A blog by Eric Carter
Setting a Range of Cells in One Call

A reader writes:

 

I've enjoyed reading your online blog about Excel/Dotnet integration. I have a question, that if anyone would know the answer to, hopefully you do.

 

Is there any trick that can be used to speed up insertion of large blocks of data into a worksheet from dotnet? For example, I may have a large rectangular array I retrieved as the result of a database query that I set into the Value of a range.

 

Here’s how you do this.  You need to create an object array dimensioned to the size of the block you want to set.  Populate the object array.  You also need to get a Range object that spans the size of block.  Then you use the Value2 property and set it to your object array.

 

Here’s an example that does this:

 

private void Sheet1_Startup(object sender, System.EventArgs e)

{

      int numberOfRows = 10;

      int numberOfColumns = 10;

      object[,] theValues = new object[numberOfRows, numberOfColumns];

 

      for (int i = 0; i < numberOfRows; i++)

      {

            for (int j = 0; j < numberOfColumns; j++)

            {

                  theValues[i, j] = i * j;

            }

      }

      Excel.Range theRange = this.Range["A1", "J10"];

      theRange.Value2 = theValues;

}

Posted: Wednesday, March 16, 2005 10:35 AM by Eric Carter

Comments

Brien said:

Hi Eric,

Is there any way to speed up what's happening under the covers when you make the call 'theRange.Value2 = theValues'. I've found that for large arrays there seems to be a lot of overhead in the call which I'm guessing is due to the overhead of marshalling the data from .NET to COM to whatever format Excel uses natively.

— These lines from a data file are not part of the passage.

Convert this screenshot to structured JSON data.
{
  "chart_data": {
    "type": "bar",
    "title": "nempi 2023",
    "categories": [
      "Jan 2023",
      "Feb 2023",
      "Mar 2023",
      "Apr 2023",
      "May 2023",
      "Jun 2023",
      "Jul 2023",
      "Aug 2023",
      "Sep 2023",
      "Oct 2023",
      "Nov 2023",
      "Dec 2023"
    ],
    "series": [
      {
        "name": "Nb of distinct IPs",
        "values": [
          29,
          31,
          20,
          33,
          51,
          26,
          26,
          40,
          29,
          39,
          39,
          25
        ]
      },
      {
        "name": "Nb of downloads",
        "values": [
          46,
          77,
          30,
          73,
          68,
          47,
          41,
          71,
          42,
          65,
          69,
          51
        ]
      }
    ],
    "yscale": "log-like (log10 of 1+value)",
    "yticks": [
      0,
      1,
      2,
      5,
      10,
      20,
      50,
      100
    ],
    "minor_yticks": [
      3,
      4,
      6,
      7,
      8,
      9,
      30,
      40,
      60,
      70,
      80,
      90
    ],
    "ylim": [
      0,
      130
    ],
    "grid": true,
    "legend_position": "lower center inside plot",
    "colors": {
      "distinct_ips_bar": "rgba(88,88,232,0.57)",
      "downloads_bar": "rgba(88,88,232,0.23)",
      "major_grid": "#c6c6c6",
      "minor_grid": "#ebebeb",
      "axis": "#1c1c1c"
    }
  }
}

If I want to do this is the fastest way possible, are there any tricks?

Thanks,
Brien
# March 17, 2005 3:31 PM

Eric Carter said:

I'm not aware of any tricks other than to try to minimize the number of calls from .NET to COM when possible. You are always going to pay an interop cost when moving from .NET to COM. You might look at something like Adam Nathan's book on interop and see if there are any additional hints there, but I haven't heard of anything.